Melly wouldn’t share, nor would his dad, so she probably found the glass sphere in the yard, or she’d been looking out the window when he’d done it.

Remy came unstuck and moved to her.

He didn’t answer until he’d folded himself onto the thick, pear-green pad of a heavy, black wrought iron chair at her side.

It was wide-seated and comfortable for him.

She looked almost childlike perched on hers, so thin, you could fit three of her on that seat.

“It was me,” he told her.

“I assume you’ll replace it,” she remarked.

He would have started the conversation by asking after the fact she was dressed like it was chilly, going on to inquire if she was feeling all right, ending with if she needed anything before he got to the meat of their discussion.

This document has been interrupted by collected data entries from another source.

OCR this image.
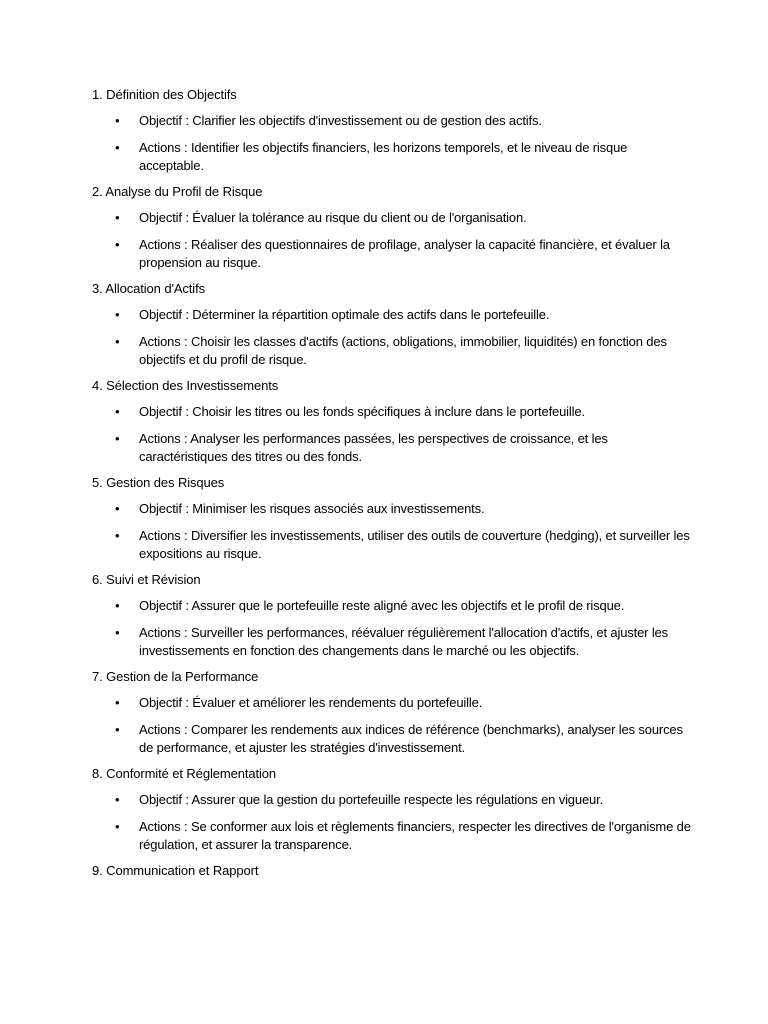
1. Définition des Objectifs
• Objectif : Clarifier les objectifs d'investissement ou de gestion des actifs.
• Actions : Identifier les objectifs financiers, les horizons temporels, et le niveau de risque acceptable.
2. Analyse du Profil de Risque
• Objectif : Évaluer la tolérance au risque du client ou de l'organisation.
• Actions : Réaliser des questionnaires de profilage, analyser la capacité financière, et évaluer la propension au risque.
3. Allocation d'Actifs
• Objectif : Déterminer la répartition optimale des actifs dans le portefeuille.
• Actions : Choisir les classes d'actifs (actions, obligations, immobilier, liquidités) en fonction des objectifs et du profil de risque.
4. Sélection des Investissements
• Objectif : Choisir les titres ou les fonds spécifiques à inclure dans le portefeuille.
• Actions : Analyser les performances passées, les perspectives de croissance, et les caractéristiques des titres ou des fonds.
5. Gestion des Risques
• Objectif : Minimiser les risques associés aux investissements.
• Actions : Diversifier les investissements, utiliser des outils de couverture (hedging), et surveiller les expositions au risque.
6. Suivi et Révision
• Objectif : Assurer que le portefeuille reste aligné avec les objectifs et le profil de risque.
• Actions : Surveiller les performances, réévaluer régulièrement l'allocation d'actifs, et ajuster les investissements en fonction des changements dans le marché ou les objectifs.
7. Gestion de la Performance
• Objectif : Évaluer et améliorer les rendements du portefeuille.
• Actions : Comparer les rendements aux indices de référence (benchmarks), analyser les sources de performance, et ajuster les stratégies d'investissement.
8. Conformité et Réglementation
• Objectif : Assurer que la gestion du portefeuille respecte les régulations en vigueur.
• Actions : Se conformer aux lois et règlements financiers, respecter les directives de l'organisme de régulation, et assurer la transparence.
9. Communication et Rapport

Regrettably, his mother had a knack for conversational introductions that were supremely aggravating.

“I’ve sent an email to Lisa, she’ll take care of it,” he assured.

After, with great care, resting her china cup and saucer on the table beside her, Colette finally turned her head to Remy.

“What would you do if Wyn cheated on you?” she demanded to know, a hint of belligerence in her tone.

So they weren’t going to ease into it.

Fine.

He’d roll with that.

“I wouldn’t attempt to break her jaw with a paperweight,” he returned.

She sniffed, looked away, and murmured, “Of course not. You’re a man. Men can’t get away with that kind of thing anymore.”